Vous avez choisi de consacrer la 4e édition de la Journée du refus de l’échec scolaire à la la pression scolaire et à la souffrance qui en découle pour les familles (voir fichier PDF joint). Est-ce parti d’un constat des étudiants bénévoles de l’Afev, qui accompagnent les enfants des quartiers populaires ?

Près d’un tiers des enfants vont à l’école ou au collège la boule au ventre. Nous avons été frappés par cette constante, relevée dans le baromètre du rapport à l’école des enfants de quartiers populaires que nous réalisons chaque année. Ce malaise détecté était corroboré par ce que racontaient les étudiants de l’Afev qui accompagnent des élèves des quartiers populaires dans leur scolarité. Nous avons entamé le travail l’an dernier, en nous concentrant sur les souffrances des enfants lors de la précédente édition. Mais la souffrance, ou plutôt les souffrances, à l’école, ne concernent pas seulement les enfants. Elles touchent aussi les familles.

La souffrance des familles est-elle principalement liée à l’échec scolaire ?

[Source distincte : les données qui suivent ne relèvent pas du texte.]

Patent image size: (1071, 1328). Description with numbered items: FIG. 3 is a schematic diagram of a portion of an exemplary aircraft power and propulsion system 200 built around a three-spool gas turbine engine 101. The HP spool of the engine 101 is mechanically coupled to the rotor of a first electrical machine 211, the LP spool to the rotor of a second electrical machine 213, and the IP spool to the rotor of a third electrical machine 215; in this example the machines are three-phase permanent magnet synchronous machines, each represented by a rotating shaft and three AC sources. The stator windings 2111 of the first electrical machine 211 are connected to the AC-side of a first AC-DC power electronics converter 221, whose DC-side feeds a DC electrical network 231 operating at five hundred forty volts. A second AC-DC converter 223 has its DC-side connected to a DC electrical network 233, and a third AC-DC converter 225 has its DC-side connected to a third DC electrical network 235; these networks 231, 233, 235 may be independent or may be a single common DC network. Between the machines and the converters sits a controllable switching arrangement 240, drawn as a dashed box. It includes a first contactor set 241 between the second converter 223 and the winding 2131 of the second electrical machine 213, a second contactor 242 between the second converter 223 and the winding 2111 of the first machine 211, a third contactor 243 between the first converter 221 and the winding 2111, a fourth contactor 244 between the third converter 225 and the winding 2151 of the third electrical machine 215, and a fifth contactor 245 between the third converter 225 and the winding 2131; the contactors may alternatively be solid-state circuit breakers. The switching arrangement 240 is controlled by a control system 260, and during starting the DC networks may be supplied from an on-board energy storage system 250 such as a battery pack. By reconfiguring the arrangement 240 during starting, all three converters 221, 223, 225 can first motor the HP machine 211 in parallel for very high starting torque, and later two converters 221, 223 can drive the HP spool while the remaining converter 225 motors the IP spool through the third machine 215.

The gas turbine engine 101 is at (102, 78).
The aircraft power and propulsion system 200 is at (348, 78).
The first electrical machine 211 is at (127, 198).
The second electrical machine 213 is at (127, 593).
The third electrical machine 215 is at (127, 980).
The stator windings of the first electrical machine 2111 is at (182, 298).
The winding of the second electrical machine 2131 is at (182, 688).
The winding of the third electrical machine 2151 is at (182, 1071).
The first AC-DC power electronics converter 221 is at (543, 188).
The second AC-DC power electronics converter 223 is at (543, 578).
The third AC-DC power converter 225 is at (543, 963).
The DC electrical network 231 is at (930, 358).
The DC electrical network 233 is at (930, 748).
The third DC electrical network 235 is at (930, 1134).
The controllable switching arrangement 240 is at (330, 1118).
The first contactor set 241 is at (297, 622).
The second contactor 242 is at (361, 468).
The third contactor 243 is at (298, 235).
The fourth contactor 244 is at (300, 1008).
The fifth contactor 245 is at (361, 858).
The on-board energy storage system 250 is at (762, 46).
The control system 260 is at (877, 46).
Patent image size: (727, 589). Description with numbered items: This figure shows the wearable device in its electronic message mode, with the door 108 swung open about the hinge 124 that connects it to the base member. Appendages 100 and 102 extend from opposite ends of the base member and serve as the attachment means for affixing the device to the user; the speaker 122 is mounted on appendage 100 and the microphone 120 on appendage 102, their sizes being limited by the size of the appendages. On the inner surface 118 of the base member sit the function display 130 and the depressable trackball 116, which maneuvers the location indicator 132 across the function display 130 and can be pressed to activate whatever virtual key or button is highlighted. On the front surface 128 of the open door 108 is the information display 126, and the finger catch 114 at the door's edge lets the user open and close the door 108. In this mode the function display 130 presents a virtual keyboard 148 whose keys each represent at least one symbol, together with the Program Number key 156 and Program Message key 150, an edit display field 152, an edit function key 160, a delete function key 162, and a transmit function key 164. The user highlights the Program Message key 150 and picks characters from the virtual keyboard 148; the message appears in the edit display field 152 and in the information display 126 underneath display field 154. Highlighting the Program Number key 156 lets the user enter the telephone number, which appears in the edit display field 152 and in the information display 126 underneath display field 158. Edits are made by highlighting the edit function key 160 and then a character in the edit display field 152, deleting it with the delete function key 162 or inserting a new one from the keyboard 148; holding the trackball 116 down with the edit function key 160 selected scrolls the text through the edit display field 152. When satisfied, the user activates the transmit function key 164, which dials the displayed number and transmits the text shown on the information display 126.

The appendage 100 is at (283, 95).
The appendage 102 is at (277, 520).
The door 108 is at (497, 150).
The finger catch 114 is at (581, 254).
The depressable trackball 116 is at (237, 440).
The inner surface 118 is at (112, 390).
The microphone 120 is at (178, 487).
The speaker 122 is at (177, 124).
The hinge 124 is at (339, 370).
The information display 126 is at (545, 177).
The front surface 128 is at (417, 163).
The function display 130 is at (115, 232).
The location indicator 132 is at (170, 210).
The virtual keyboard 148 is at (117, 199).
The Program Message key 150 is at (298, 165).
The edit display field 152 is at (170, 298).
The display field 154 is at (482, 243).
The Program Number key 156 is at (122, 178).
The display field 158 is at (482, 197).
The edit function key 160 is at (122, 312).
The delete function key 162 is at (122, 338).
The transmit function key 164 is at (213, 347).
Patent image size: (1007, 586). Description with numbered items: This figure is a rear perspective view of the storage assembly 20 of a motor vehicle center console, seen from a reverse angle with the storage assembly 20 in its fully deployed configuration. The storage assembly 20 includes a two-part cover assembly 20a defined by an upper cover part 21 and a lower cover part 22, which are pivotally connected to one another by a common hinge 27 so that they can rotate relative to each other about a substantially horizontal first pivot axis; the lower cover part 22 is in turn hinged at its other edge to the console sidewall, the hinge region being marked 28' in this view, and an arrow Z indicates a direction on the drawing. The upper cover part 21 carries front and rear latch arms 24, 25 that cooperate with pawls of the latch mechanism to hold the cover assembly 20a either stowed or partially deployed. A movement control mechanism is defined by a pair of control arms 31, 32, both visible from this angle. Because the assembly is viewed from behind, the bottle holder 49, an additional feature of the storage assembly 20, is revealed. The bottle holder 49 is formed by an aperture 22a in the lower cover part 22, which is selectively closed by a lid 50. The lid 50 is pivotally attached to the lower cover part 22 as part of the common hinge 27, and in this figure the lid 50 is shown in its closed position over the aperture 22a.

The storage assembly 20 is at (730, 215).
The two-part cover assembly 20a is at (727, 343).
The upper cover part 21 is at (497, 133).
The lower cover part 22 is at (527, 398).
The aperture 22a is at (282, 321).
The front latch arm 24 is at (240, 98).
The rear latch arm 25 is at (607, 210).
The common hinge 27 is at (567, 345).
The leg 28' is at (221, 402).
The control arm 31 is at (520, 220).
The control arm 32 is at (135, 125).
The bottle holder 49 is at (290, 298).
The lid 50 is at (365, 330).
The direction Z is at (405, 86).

La souffrance est souvent perçue comme une conséquence de l’échec scolaire, mais elle peut aussi en être la cause. L’échec scolaire massif concerne environ 20% d’une classe d’âge. Le poids du diplôme reste très important. Les familles angoissent parce qu’il faut avoir un diplôme pour s’insérer. Et elles se sont embarquées dans une course à l’armement scolaire en en rajoutant. Il faut la bonne école, le bon cahier de vacances, le coaching scolaire… Autant de choses qui nourrissent le marché de l’angoisse.
Notre enquête montre que les familles des quartiers populaires sont conscientes de l’enjeu du diplôme et ont du respect pour l’institution scolaire. Elles n’ont que l’école comme recours et veulent y croire. En revanche, elles sont dépourvues pour accompagner leurs enfants, repérer les difficultés et y répondre. Il en découle un sentiment d’impuissance et la culpabilité de ne pas être en mesure d’accompagner mieux son enfant, de ne pas pouvoir s’investir davantage et de ne pas pouvoir lui garantir une scolarité réussie.

Pensez-vous qu’il faille diminuer la pression pour tendre vers une école moins inégalitaire ?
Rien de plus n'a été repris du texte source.